Market-Sizing & Forecasting
We rebuild demand through a top-down model that reconciles regional resin production and net trade, then balances them with end-use intensity ratios refined via primary calls. Targeted bottom-up checks, such as average selling price multiplied by sampled foam volumes, calibrate totals. Key variables feeding our multivariate regression include MDI/TDI operating rates, housing starts, light-vehicle assemblies, furniture exports, and insulation thickness mandates. Scenario analysis frames upside and downside paths, while any data gaps are bridged with weighted geographic analogs.
Data Validation & Update Cycle
Outputs pass variance screens, peer cross-checks, and a two-step internal review. We refresh each model annually, with interim updates after material events such as major plant shutdowns.
Why Mordor's Polyurethane Baseline Earns Dependability
Published estimates often diverge because firms vary product boundaries, price assumptions, and refresh cadence.
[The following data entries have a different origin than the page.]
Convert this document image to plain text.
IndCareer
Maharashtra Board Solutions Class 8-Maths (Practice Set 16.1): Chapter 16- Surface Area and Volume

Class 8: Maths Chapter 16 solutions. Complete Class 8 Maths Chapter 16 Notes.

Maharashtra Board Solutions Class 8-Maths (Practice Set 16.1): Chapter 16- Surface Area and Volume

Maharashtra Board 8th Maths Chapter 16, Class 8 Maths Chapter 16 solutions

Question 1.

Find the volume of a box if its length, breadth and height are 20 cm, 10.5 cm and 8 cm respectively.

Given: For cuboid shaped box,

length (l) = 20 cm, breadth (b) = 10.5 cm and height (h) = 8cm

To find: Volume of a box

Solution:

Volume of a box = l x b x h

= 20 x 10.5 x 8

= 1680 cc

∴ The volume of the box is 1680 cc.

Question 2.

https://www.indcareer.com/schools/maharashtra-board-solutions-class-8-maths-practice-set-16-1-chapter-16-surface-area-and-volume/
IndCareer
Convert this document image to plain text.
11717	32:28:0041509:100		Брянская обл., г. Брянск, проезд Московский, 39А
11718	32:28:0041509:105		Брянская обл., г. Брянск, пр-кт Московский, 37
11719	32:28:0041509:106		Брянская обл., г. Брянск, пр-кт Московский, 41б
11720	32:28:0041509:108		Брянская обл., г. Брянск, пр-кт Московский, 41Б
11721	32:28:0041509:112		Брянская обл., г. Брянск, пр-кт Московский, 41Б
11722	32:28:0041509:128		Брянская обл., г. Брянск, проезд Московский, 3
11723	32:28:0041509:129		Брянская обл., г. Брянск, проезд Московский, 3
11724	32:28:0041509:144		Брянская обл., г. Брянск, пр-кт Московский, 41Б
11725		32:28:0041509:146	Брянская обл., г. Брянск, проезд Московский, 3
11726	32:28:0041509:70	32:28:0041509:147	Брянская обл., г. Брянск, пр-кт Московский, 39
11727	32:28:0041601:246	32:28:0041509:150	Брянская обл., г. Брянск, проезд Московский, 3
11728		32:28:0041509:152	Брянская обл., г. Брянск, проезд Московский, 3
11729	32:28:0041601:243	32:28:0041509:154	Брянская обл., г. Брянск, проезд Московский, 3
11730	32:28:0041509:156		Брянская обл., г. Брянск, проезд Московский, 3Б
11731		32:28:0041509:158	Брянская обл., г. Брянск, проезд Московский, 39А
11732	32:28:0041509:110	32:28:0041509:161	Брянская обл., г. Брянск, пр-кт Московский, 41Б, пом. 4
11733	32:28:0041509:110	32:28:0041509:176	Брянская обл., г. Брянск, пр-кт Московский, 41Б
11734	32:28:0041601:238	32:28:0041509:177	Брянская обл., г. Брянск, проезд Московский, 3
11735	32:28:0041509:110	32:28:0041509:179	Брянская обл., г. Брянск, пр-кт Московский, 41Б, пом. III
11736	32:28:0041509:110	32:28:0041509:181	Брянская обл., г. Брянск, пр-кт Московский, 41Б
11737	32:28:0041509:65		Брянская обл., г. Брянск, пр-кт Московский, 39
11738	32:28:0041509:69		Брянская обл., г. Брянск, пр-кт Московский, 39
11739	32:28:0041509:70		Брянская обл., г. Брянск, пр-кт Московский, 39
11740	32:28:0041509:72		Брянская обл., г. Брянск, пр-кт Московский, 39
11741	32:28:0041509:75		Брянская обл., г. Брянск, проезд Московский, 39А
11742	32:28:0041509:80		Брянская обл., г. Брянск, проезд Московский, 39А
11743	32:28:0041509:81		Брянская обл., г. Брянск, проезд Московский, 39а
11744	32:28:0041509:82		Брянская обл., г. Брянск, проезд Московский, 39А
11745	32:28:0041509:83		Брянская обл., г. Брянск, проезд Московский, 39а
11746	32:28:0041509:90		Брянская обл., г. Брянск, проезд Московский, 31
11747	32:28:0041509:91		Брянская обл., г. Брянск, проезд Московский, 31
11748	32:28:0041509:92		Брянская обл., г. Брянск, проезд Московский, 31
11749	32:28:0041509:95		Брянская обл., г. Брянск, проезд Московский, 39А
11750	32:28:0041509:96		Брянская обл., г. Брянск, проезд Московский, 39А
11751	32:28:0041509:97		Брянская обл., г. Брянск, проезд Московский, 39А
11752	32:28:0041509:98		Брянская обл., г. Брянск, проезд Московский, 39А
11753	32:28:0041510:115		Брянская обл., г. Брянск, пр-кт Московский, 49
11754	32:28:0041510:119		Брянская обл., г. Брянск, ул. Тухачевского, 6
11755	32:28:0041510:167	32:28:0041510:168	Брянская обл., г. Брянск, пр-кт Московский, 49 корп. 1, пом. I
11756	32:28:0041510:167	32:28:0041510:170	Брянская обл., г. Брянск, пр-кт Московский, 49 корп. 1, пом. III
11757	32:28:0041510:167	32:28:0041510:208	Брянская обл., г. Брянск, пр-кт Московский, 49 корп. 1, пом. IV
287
Our disciplined scope setting and yearly update keep Mordor's 2025 baseline of USD 87.48 billion grounded in observable trade and production signals.
Benchmark comparison
| Market Size | Anonymized source | Primary gap driver |
|---|---|---|
| USD 87.48 B (2025) | Mordor Intelligence | - |
| USD 78.07 B (2024) | Global Consultancy A | CASE omitted; historic five-year average prices applied |
| USD 91.49 B (2024) | Industry Journal B | Recycled foam and seat imports counted |
| USD 89.82 B (2025) | Regional Consultancy C | Constant 2020 FX; GDP-only forecasting |
Taken together, while other publishers provide useful signals, Mordor's balanced mix of open statistics, expert validation, and transparent variable tracking yields a baseline decision-makers can retrace with confidence.
Key Questions Answered in the Report
What is the current value of the polyurethane market?
The polyurethane market size is USD 92.17 million in 2026 and is forecast to reach USD 120.12 million by 2031.
Which segment is growing fastest within polyurethane applications?
Flexible foam is projected to expand at a 7.80% CAGR through 2031, outpacing rigid foam and CASE segments.
Why is Asia-Pacific so dominant in polyurethane supply?
Asia-Pacific advantages stem from Wanhua’s integrated 3.3 million tpa MDI capacity and lower cash costs, driving 47.05% revenue share in 2025.
How are regulations affecting polyurethane insulation?
EU Directive 2024/1275 and the U.S. EPA’s GWP 150 limit are raising rigid-foam demand but increasing production costs via new blowing-agent requirements.